Pubblicato il 29 febbraio 2008

Sentenzia la Cassazione – Sezioni unite penali, in una pronuncia di cui ieri è stata resa nota la sola informazione provvisoria – che per tutte le dichiarazioni di fallimento che precedono l’entrata in vigore della riforma delle procedure concorsuali operata con decreto legislativo 5/2006, s’applica la vecchia disciplina di legge. E le condanne nei processi in corso non possono essere riformate, né quelle passate in giudicato essere cancellate dal casellario. La nuova normativa ha stabilito che la dichiarazione di fallimento non può essere pronunciata verso il piccolo imprenditore, che proprio per il suo status è al di sotto dei parametri dalla legge fissati in materia di investimenti e ricavi. Questa “svolta”, la cui ratio sta in uno tra gli obiettivi della riforma delle Legge fallimentare che è ridurre l’area dei soggetti fallibili, conduce al drastico abbattimento delle dichiarazioni di fallimento e porta il legislatore, con il decreto correttivo in vigore da inizio anno, a modificare ancora i requisiti del piccolo imprenditore, traducendo in più ardua l’esenzione, con l’inserimento di un parametro centrato sul livello massimo di debiti.

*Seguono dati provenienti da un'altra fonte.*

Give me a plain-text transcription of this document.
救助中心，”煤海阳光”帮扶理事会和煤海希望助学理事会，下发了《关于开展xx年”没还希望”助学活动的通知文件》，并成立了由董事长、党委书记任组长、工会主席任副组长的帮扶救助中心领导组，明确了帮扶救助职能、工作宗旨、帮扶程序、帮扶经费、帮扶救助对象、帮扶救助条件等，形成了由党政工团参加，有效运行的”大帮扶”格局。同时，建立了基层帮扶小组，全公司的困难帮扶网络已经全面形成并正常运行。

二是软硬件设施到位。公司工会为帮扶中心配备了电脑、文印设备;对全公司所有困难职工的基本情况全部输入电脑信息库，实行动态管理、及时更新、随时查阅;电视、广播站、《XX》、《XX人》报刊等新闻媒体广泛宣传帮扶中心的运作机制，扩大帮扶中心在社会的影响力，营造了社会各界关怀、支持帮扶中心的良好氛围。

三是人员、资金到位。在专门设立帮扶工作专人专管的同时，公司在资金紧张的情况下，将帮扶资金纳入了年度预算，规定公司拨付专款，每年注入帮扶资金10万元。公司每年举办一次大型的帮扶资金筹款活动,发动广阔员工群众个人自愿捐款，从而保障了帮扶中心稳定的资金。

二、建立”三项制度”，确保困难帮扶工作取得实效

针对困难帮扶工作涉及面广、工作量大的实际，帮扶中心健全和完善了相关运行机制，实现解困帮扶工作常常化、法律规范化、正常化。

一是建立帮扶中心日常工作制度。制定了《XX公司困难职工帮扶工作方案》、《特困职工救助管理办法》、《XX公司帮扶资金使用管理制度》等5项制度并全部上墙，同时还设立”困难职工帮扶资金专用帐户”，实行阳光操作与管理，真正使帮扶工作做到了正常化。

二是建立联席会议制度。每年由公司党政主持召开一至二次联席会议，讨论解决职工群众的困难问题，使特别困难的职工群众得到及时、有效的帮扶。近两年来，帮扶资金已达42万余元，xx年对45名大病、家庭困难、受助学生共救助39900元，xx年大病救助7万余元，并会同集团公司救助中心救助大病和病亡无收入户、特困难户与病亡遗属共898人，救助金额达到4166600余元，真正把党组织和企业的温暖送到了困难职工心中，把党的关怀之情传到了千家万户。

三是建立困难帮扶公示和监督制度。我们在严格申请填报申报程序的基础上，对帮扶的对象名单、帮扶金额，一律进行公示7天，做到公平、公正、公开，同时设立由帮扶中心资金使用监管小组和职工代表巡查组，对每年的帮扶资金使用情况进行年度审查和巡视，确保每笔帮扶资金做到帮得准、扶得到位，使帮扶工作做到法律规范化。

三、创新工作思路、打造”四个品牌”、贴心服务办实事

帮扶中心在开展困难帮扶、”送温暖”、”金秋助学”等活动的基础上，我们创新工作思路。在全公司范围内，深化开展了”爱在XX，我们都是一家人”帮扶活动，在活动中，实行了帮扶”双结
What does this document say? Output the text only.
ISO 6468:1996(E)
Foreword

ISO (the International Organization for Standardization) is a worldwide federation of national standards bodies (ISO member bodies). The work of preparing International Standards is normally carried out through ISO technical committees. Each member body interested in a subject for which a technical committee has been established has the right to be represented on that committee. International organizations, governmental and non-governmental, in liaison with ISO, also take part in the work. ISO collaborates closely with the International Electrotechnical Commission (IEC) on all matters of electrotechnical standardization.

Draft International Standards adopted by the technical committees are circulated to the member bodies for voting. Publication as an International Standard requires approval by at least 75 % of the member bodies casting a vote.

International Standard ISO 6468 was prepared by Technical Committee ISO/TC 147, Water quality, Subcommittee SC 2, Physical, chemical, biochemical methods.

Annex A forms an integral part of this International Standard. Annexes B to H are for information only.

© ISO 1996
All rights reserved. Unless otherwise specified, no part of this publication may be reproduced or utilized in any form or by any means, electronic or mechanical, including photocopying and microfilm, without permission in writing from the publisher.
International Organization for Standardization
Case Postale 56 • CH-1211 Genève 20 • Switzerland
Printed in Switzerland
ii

E’ sempre della Cassazione il principio desumibile dalla sentenza n. 2005 del 2008, che sviluppa il medesimo argomento: la revocatoria fallimentare può colpire la compravendita di un bene immobile anche quando i “protagonisti” del contratto preliminare non coincidano con quelli del definitivo. L’accertamento degli elementi e dei presupposti dell’azione revocatoria fallimentare va compiuto avendo riguardo al secondo contratto (per l’appunto il definitivo). E’, infatti, esclusivamente attraverso esso che si verifica l’effetto traslativo del diritto di proprietà del bene, determinando la fuoriuscita definitiva dell’immobile dal patrimonio dell’alienante.